Le Québécois Charles Rathgeb Junior était l’héritier d’une entreprise de B.T.P., Comstock. Mais avant de prendre les commandes de l’entreprise familiale, il fut officier de la police montée, puis il s’engagea dans la marine durant la deuxième guerre mondiale.

Grand alpiniste, il servit de coach pour l’équipe olympiques de Bobsleigh de 1964 (elle décrocha l’or en bob à quatre.)

Peu avant, en 1961, Rathgeb rencontre Bob Sadler, qui construit des voitures de courses. Ils s’associent pour créer Comstock Racing.

L’équipe débute avec des Sadlers, puis une Lotus 19.

Sadler préfère rester indépendant. Mais Rathgeb poursuit. Il profite de ses bonnes relations avec Ford Canada pour entrer en contact avec Caroll Shelby. Comstock Racing doit ainsi s’occuper de la Cobra de Ken Miles:

Puis l’écurie se retrouve embarquée dans la (mes)aventures King Cobra (Cooper-Monaco à moteur Ford 289.)

1964-1965 est l’apogée de Comstock Racing. Shelby lui fournit des voitures très diverses: Cortina Lotus, Mustang et Falcon. Il faut y ajouter l’éphémère châssis Comstock.
Avec ces véhicules, ils dominent largement les circuits Canadiens, surtout peuplés de gentleman-drivers.

Pour 1966, Shelby leur loue deux GT40 (P1000 et P1037.) Avec Rathgeb s’attaque aux 12 heures de Sebring.

A la 4ème heure, Bob McLean perd le contrôle (suite à une casse mécanique?) de la N°18 (P1000.) Il sort de la route et percute une poteau téléphonique. La Ford, réservoirs pleins, explose. McLean, champion de Canada de circuit 1965 (avec une Lotus plus petite que les autres voitures), est tué sur le coup.

La N°17 est retirée peu après. On la reverra en Can-am, mais la mort de McLean a marqué Rathgeb. Il n’a plus le moral. Fin 1967, Comstock Racing ferme ses portes.

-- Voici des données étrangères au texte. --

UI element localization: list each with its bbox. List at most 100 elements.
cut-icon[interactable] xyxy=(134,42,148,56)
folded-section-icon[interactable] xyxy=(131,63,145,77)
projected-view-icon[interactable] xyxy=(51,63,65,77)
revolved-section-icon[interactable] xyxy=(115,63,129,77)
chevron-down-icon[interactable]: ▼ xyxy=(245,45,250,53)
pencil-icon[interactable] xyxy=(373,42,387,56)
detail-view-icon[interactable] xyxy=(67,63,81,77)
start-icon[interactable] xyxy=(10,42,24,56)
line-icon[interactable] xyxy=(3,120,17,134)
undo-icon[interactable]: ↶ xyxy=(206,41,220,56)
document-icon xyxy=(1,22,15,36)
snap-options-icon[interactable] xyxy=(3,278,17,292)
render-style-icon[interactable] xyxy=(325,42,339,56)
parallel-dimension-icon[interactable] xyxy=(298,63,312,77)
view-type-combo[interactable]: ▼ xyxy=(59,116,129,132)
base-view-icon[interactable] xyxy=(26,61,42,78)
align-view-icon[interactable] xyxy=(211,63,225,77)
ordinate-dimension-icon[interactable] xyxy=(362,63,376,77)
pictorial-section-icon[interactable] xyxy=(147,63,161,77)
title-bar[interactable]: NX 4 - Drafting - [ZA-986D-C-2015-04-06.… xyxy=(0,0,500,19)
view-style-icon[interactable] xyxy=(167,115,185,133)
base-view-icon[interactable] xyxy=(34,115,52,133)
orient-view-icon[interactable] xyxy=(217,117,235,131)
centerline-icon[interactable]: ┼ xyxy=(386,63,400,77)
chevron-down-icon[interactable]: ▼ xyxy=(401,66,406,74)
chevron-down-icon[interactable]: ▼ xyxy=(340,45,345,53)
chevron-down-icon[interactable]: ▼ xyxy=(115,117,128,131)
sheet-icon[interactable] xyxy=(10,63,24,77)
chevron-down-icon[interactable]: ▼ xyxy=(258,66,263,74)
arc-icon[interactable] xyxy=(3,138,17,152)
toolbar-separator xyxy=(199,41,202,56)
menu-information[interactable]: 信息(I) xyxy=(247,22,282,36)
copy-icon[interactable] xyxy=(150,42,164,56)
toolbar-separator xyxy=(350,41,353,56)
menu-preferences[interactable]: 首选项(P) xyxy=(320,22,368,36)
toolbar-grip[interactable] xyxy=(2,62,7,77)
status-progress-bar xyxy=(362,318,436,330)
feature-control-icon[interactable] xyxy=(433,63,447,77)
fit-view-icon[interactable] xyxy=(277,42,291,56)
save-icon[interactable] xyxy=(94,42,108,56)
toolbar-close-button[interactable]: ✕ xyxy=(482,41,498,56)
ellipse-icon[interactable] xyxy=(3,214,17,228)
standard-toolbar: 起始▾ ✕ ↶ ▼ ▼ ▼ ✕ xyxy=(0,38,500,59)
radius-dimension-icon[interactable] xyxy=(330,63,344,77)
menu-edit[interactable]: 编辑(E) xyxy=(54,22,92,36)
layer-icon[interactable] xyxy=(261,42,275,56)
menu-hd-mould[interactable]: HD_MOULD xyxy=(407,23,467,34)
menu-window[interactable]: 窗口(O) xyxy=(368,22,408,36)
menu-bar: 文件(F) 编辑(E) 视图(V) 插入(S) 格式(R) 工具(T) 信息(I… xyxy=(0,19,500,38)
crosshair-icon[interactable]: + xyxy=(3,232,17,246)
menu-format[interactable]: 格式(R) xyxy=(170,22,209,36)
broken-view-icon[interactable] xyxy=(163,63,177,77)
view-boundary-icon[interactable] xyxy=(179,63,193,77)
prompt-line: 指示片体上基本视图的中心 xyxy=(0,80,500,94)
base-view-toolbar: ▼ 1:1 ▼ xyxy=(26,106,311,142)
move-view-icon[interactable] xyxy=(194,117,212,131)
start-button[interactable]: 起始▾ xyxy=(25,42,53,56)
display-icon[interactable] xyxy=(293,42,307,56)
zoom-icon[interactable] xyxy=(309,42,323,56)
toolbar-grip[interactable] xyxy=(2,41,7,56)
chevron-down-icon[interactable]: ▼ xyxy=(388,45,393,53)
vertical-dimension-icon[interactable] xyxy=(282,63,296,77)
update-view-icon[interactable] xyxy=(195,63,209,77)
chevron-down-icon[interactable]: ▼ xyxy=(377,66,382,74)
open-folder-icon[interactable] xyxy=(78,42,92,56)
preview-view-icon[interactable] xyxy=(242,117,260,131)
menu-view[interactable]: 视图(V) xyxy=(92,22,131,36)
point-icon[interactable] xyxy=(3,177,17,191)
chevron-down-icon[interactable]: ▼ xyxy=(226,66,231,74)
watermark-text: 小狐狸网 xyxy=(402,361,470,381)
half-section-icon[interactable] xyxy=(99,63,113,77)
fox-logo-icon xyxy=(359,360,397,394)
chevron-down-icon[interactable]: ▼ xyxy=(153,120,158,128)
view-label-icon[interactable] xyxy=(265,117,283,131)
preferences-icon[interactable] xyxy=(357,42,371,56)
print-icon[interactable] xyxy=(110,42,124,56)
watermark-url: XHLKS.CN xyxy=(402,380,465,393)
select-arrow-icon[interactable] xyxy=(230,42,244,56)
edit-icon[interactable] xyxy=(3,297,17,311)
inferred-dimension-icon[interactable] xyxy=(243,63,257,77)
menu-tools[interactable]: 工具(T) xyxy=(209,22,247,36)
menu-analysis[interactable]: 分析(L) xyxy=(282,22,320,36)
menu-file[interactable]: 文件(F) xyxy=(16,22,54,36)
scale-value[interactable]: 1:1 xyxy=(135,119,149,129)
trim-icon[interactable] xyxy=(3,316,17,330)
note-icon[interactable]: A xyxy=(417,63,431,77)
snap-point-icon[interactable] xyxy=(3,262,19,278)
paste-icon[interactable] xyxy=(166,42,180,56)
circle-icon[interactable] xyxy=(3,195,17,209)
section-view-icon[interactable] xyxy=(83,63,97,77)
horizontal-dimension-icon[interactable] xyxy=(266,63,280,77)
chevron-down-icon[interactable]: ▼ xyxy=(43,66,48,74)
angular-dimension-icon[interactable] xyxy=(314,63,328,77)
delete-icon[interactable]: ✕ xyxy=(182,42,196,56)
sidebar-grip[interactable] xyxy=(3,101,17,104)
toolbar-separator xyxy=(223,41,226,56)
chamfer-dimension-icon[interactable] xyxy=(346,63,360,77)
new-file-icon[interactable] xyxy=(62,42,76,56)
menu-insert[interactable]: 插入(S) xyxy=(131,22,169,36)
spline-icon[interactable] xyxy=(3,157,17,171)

P1037 fut récupéré par Shelby. Elle passa de mains en mains avant d’être restaurée dans ses couleurs « Comstock » (ci-dessous.)

Et P1000? Certains disent que l’épave fut enterrée sur place. D’autre qu’elle fut rapatriée au Canada et que les pièces valides furent montées sur d’autres voitures. P1000 était un mulet de l’usine Ford. La voiture posséderait donc un intérêt historique. Un collectionneur Anglais prétend l’avoir récupéré et restaurée.

Dans les tablettes de la F1, voius pouvez voir « Grand Prix du Canada 1967, Eppie Wietzes, Lotus 49 Ford/Cosworth, Comstock Racing. »

Pour le premier Grand Prix du Canada, le Team Lotus est venu avec deux voitures de course et un mulet. Le mulet est loué à une équipe locale, avec obligation de la rendre si l’une des deux 49 « usine » est détruite.
Wietzes, l’un des pilotes « historique » de Comstock en fut le pilote. L’intervention de l’écurie Canadienne fut minime. D’ailleurs, la voitures ne portent même pas une livrée Comstock. Wietzes s’est qualifié avant-dernier et en proie à des problèmes d’allumage, il a été disqualifié pour aide extérieure.